Because of Texas’ unique history, there have been many seals that have been used as official seals throughout the years. Private seals of governors, Spanish seals, Mexican seals, and seals of the Republic have all had their time and place. Seals approved in 1836 and again in 1839 used a five-pointed star as their central image. The five-pointed star continues to represent Texas today. The Mexican seal was probably the basis for the live oak and olive wreaths that have made their way onto Texas’ current seal. In 1845, when Texas gained statehood in the Union, the images of the Republic’s seal were retained, and the word “Republic” was replaced with “State”. The state’s new seal was to consist of “a star of five points, encircled by an olive and live oak branch, and the words “State of Texas”. So many versions of the seal’s design were being used, however, that by 1881, the state decided to come up with one standard.
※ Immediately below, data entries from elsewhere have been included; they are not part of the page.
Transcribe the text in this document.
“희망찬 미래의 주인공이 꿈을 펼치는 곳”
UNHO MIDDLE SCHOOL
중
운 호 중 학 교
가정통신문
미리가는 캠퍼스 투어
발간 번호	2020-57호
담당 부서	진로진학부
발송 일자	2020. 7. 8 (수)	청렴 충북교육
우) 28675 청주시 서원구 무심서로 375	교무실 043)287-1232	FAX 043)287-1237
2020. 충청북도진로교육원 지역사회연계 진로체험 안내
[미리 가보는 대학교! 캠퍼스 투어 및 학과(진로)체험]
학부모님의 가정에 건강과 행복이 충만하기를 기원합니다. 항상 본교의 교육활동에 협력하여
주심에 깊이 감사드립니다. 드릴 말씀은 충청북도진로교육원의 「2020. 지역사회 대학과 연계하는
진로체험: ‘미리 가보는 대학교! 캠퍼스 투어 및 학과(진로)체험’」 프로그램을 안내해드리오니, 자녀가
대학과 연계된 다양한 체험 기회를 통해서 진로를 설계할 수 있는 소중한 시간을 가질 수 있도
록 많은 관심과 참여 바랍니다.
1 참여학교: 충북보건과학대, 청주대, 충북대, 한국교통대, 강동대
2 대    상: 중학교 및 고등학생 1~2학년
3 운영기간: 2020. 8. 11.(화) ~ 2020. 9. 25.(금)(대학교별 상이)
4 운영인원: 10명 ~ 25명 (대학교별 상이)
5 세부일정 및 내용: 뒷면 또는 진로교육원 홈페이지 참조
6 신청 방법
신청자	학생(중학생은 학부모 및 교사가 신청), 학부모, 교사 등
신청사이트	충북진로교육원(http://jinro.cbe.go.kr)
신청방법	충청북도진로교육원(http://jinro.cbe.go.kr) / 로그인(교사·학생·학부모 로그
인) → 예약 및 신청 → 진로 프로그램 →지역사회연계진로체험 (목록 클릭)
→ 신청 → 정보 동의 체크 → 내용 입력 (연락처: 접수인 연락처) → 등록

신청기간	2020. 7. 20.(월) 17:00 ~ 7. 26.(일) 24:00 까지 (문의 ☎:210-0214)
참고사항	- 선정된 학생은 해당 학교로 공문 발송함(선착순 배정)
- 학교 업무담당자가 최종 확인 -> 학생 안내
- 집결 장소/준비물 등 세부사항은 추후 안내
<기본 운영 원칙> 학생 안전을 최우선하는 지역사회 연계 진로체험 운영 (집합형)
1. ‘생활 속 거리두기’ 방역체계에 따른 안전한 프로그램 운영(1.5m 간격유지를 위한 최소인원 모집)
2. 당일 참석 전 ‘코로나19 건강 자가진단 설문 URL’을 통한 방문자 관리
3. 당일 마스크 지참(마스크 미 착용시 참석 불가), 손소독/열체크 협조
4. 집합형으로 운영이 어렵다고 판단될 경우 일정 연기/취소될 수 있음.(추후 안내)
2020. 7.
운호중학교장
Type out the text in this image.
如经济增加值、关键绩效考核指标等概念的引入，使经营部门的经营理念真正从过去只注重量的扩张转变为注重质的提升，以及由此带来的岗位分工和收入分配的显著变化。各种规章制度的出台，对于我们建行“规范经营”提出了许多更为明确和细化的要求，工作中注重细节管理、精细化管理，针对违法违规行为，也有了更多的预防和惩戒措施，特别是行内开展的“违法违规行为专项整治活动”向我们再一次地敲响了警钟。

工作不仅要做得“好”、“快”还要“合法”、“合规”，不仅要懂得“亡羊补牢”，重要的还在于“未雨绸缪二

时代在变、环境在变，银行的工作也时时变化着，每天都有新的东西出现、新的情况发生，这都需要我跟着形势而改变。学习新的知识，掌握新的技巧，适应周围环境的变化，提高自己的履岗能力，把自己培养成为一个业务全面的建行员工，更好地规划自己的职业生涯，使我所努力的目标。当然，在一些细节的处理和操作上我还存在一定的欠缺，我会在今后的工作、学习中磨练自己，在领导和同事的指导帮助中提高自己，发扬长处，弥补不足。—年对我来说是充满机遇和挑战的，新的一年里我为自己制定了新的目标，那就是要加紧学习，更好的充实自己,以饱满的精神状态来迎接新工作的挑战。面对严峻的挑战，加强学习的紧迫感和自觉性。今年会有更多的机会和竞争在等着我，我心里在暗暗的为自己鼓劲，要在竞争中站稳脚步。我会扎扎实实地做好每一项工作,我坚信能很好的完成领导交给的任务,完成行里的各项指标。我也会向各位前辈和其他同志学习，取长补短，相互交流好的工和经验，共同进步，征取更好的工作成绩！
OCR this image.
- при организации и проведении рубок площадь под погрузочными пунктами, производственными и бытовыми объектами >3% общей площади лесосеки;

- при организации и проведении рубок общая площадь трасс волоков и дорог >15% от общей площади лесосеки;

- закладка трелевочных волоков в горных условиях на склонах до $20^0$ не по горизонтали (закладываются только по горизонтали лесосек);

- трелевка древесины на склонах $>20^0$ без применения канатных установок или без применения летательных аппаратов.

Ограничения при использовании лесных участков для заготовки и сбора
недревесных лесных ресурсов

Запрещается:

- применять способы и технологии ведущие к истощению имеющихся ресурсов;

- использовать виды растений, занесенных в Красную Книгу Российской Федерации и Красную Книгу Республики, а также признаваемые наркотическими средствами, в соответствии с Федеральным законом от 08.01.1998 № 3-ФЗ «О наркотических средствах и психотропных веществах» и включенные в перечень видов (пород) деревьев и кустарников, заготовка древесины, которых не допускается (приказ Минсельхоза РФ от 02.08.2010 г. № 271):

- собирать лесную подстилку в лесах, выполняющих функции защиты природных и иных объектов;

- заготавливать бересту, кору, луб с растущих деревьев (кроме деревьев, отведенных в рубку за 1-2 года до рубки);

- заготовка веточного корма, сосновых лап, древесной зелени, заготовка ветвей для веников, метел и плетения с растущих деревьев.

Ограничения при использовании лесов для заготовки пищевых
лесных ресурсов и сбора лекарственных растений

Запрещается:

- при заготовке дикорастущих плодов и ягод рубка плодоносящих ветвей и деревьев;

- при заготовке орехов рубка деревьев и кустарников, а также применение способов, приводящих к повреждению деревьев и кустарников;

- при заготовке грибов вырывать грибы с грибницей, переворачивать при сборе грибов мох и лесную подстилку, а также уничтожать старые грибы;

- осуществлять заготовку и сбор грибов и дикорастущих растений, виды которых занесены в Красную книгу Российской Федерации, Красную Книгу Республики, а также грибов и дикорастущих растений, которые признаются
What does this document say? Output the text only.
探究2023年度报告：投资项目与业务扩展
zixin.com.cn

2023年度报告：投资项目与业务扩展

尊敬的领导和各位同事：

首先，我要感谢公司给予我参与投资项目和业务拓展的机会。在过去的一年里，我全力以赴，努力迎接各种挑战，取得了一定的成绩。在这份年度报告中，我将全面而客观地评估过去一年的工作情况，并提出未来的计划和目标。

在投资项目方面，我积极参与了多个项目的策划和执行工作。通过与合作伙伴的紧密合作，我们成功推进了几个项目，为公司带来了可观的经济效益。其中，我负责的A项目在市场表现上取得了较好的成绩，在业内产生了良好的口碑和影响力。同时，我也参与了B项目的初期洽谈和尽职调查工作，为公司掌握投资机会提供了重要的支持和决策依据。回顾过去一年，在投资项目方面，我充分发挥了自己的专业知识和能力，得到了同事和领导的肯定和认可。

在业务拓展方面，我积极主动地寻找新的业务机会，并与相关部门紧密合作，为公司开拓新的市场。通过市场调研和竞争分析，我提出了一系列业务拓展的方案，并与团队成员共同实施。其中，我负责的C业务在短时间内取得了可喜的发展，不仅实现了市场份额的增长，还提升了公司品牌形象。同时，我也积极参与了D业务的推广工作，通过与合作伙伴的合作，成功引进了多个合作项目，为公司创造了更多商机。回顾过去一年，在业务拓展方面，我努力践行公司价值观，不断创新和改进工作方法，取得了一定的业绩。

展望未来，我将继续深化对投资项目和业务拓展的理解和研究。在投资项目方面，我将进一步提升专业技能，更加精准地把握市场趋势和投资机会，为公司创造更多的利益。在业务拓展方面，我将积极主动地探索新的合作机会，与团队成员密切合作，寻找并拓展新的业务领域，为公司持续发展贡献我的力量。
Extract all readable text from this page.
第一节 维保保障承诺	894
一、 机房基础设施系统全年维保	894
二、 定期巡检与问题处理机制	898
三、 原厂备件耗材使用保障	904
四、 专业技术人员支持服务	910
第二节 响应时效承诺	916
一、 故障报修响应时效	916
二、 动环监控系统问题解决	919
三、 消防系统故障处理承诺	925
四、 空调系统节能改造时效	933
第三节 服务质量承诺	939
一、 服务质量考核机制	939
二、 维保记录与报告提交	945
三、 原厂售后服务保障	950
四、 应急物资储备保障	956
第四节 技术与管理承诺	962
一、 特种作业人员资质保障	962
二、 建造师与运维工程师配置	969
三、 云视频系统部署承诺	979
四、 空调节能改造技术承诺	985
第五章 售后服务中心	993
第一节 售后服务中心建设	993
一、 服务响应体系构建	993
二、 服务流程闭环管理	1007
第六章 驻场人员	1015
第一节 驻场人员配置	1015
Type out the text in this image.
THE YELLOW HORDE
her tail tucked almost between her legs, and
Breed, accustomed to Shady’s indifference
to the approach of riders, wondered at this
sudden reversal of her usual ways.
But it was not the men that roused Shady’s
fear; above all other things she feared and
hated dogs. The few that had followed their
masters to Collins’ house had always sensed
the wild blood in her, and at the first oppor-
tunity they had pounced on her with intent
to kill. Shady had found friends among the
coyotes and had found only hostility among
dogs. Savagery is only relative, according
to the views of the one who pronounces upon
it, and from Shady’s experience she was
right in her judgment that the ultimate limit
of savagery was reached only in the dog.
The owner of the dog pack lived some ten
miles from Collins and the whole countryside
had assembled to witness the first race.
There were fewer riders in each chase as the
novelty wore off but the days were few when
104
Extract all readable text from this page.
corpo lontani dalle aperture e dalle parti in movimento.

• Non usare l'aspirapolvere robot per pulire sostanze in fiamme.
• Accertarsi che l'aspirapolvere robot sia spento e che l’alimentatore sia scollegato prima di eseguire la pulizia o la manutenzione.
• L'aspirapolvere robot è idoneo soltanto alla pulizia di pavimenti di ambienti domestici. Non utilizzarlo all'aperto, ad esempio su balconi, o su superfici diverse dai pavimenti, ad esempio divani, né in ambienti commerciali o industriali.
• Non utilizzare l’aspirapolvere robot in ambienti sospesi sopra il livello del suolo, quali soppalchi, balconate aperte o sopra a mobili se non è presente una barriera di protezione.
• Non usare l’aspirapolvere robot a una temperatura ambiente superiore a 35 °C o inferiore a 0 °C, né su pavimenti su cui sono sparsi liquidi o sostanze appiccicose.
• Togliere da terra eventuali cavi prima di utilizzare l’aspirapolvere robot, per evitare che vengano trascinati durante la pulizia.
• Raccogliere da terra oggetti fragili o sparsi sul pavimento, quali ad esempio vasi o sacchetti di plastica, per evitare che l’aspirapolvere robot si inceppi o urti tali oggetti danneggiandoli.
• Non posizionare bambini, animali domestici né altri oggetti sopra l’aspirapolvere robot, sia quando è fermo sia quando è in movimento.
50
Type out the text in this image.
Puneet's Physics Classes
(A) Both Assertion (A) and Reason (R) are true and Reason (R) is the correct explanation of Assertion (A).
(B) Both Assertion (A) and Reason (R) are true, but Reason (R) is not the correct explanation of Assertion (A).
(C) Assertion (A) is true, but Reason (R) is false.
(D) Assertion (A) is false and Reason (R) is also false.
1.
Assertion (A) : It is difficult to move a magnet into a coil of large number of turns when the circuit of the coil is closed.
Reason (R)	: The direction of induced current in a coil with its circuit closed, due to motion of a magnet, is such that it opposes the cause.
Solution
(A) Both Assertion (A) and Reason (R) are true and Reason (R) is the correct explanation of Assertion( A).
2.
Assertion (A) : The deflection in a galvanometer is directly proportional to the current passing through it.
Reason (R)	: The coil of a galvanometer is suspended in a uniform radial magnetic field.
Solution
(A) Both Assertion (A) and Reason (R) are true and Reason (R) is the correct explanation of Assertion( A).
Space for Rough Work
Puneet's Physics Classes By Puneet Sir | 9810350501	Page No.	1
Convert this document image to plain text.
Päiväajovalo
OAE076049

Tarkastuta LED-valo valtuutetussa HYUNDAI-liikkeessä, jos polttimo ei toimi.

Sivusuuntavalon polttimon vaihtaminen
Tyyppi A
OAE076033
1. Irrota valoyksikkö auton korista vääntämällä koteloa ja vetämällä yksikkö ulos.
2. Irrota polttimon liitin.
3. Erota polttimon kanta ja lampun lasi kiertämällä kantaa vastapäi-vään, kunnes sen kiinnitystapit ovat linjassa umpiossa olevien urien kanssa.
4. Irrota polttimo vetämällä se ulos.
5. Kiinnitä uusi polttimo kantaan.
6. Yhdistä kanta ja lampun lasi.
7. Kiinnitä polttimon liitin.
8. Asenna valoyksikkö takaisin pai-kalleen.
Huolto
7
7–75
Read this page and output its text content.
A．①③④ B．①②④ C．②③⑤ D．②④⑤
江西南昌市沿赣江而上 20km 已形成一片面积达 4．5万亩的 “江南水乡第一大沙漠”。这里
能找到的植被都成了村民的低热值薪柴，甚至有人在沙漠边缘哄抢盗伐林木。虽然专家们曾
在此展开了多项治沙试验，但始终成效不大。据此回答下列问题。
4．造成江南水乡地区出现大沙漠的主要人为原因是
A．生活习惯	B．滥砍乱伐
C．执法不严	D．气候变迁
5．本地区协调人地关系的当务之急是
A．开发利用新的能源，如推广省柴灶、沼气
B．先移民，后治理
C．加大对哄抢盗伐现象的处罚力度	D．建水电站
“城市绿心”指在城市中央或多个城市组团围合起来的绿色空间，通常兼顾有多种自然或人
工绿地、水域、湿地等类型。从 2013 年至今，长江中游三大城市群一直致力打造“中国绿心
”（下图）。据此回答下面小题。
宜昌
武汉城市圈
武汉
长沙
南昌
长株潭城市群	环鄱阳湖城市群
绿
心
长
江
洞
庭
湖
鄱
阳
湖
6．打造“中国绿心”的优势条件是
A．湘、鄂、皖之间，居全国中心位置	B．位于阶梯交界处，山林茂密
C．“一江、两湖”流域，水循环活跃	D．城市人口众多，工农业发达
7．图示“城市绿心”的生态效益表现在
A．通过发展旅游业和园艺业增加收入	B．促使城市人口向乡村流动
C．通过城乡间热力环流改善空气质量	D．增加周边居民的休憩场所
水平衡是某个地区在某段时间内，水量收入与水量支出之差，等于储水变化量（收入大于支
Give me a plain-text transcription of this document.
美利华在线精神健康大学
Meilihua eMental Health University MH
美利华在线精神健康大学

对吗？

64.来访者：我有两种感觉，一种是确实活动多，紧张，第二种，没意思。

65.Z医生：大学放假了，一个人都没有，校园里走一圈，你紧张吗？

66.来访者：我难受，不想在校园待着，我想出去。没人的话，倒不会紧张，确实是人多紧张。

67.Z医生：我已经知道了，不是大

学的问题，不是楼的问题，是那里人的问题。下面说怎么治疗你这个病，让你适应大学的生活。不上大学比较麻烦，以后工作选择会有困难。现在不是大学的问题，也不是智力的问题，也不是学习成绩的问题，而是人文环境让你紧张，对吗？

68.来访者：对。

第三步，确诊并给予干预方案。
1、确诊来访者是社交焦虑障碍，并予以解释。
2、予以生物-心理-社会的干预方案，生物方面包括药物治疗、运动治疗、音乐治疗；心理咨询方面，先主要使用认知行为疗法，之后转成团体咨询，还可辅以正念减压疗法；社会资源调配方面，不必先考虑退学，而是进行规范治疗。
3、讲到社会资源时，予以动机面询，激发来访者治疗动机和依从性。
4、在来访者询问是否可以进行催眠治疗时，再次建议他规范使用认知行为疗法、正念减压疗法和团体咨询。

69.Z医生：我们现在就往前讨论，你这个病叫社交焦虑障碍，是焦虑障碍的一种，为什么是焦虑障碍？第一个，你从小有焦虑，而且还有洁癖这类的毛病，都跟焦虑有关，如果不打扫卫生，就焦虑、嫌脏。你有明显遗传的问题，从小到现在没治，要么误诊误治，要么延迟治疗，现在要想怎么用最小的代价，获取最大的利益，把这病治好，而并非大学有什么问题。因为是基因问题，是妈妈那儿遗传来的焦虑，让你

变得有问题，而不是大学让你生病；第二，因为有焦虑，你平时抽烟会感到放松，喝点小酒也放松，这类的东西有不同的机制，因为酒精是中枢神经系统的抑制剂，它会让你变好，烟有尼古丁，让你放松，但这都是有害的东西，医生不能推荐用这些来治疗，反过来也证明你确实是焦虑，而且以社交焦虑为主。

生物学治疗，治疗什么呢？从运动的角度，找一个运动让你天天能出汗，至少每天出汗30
So, the Secretary of State in 1992 officially declared a seal designed by Juan Vega, and meeting the above requirements, as the official seal of the state.
If you’re the least bit curious about which branch is a live oak branch and which is an olive branch, very careful inspection will reveal small acorns on one branch and small olives on the the other branch. If you’re still not sure, try getting a little closer.
The olive and the live oak branches can be considered to represent peace and strength respectively. In 1839, before Texas was admitted to the Union, Texas Senator Oliver Jones wrote in a committee report concerning the “national” seal:
“…the Committee are convinced of the necessity of adopting a Separate and Distinct Standard and Seal arms for this Republic, by so improving and embellishing the present as to fortify the Single Star with an olive and live oak branches, being emblems of Peace, and of the Materials of our strong arm of national defence in War, and indigenous to our Soil.”